Let’s face it, when a teacher shows a movie in the classroom it is the highlight of the everyone’s day. As students, we are drawn to the “pretty faces”, the music or the special effects, that we miss the point on why the teacher shows us the movie.
As a senior drama literature teacher at Christian Brothers, Ms. Mary Bowers shows clips from several movies when teaching Shakespeare, both from feature films and filmed stage play.
In world literature drama, students read some of the greatest plays ever written. And what is a play without a dramatic performance? This is why watching many different clips of the same play is necessary for the students for them to get better feel the real thing.
Teaching Shakespeare, Ms. Bowers finds it incredibly important that if a good, realistic play can be seen in performance then it should be. She will show the same speech or the same scene done three or four different ways to show “how flexible language can be and how a different perspective can change the meaning of the same passage dramatically,” she says.

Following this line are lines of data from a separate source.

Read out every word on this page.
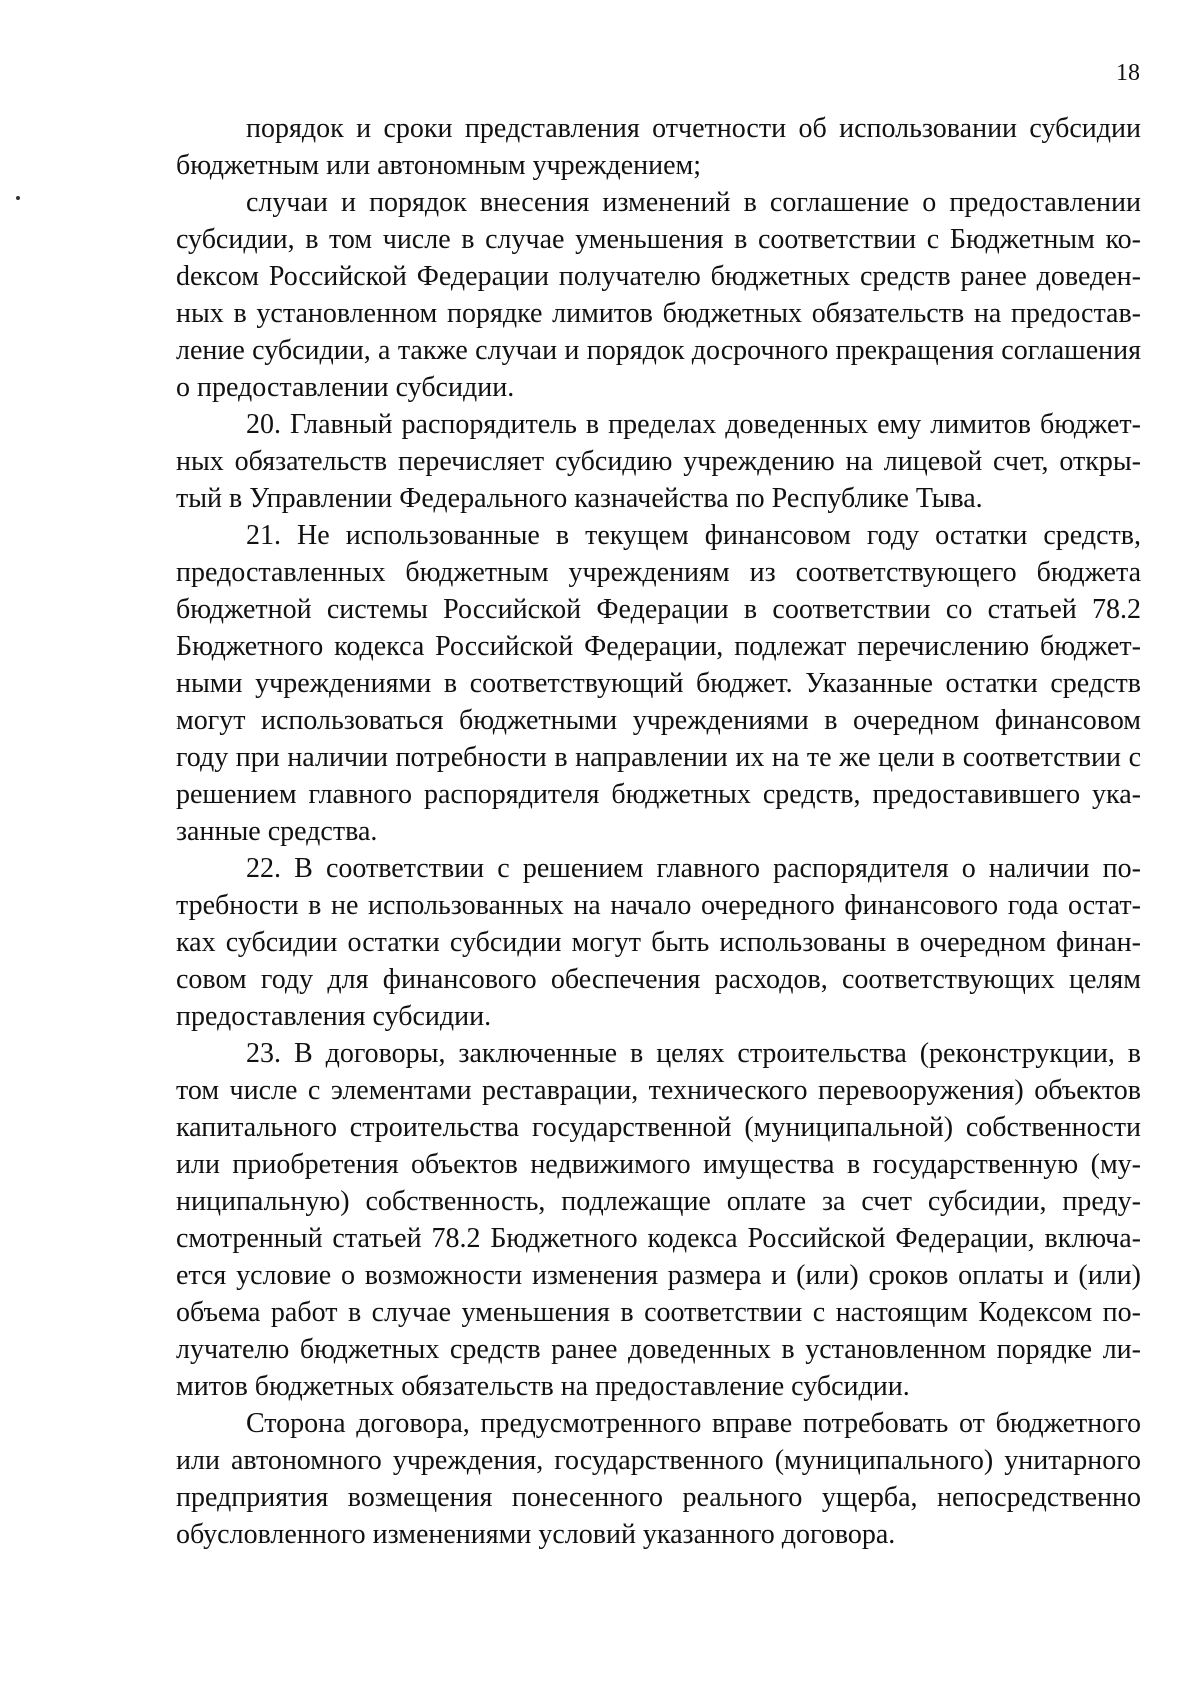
18

порядок и сроки представления отчетности об использовании субсидии бюджетным или автономным учреждением;

случаи и порядок внесения изменений в соглашение о предоставлении субсидии, в том числе в случае уменьшения в соответствии с Бюджетным коdексом Российской Федерации получателю бюджетных средств ранее доведенных в установленном порядке лимитов бюджетных обязательств на предоставление субсидии, а также случаи и порядок досрочного прекращения соглашения о предоставлении субсидии.

20. Главный распорядитель в пределах доведенных ему лимитов бюджетных обязательств перечисляет субсидию учреждению на лицевой счет, открытый в Управлении Федерального казначейства по Республике Тыва.

21. Не использованные в текущем финансовом году остатки средств, предоставленных бюджетным учреждениям из соответствующего бюджета бюджетной системы Российской Федерации в соответствии со статьей 78.2 Бюджетного кодекса Российской Федерации, подлежат перечислению бюджетными учреждениями в соответствующий бюджет. Указанные остатки средств могут использоваться бюджетными учреждениями в очередном финансовом году при наличии потребности в направлении их на те же цели в соответствии с решением главного распорядителя бюджетных средств, предоставившего указанные средства.

22. В соответствии с решением главного распорядителя о наличии потребности в не использованных на начало очередного финансового года остатках субсидии остатки субсидии могут быть использованы в очередном финансовом году для финансового обеспечения расходов, соответствующих целям предоставления субсидии.

23. В договоры, заключенные в целях строительства (реконструкции, в том числе с элементами реставрации, технического перевооружения) объектов капитального строительства государственной (муниципальной) собственности или приобретения объектов недвижимого имущества в государственную (муниципальную) собственность, подлежащие оплате за счет субсидии, предусмотренный статьей 78.2 Бюджетного кодекса Российской Федерации, включается условие о возможности изменения размера и (или) сроков оплаты и (или) объема работ в случае уменьшения в соответствии с настоящим Кодексом получателю бюджетных средств ранее доведенных в установленном порядке лимитов бюджетных обязательств на предоставление субсидии.

Сторона договора, предусмотренного вправе потребовать от бюджетного или автономного учреждения, государственного (муниципального) унитарного предприятия возмещения понесенного реального ущерба, непосредственно обусловленного изменениями условий указанного договора.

When teaching Shakespeare it is all about the power of the performance, which is why Ms. Bowers thinks it is important that students “[see how] a play is being spoken and preformed is how it was intended”.
Ms. Bowers also talks about documentaries that she shows in class, saying that some of them fit in “so well with the background information for that story” that it would not make sense for her not to show it.
Sometimes films can connect stronger with students then a long history lecture about what happened, and if a teacher can find a documentary that is historically correct they most commonly use it to provide a different and visual example of what life was like during the time their lesson is focused on.
Ms. Bowers is a big supporter of film when it is relevant to the topic at hand, but also knows that she has to be careful not to fall into the idea that showing a film does all the work.
“Film can be as effective as some literature,” she claims, noting that she actually sees them as a “form of literature”.
“After some of my lectures have faded away, a film can stay with a kid forever,” she says.
She does think that though a clip of a film can complement a piece of literature, it is hard to find a full length one that actually does the book justice. She finds that “books have so much more then movies do” because movies have to edit a lot of key material from the book to make more pleasing to the eye.
Ms. Bowers says there are two main reasons why she personally wouldn’t show a full length film in the class room, particularly due to time and because films do not usually “live up to the standards of the book”.
When watching a performance of a play or a novel, the literature teacher and film buff believes that one only needs to “show enough to put the idea of performance into the students minds as they read.”
Film has always been a big part of our culture, especially now that the resources to create home movies and the access to films is so easy because of common movie sights like Netflix, Hulu, RedBox and even the local library DVDs. Film is now being more commonly incorporated into student’s education because it is relevant, and we can all better emotionally attach to characters and personalities on the screen.
But CB students also need to realize that just because a teacher shows a movie, doesn’t mean they are just giving them something to do. A movie shown in class has been thought out and planned because it better enhances the topic being learned in class.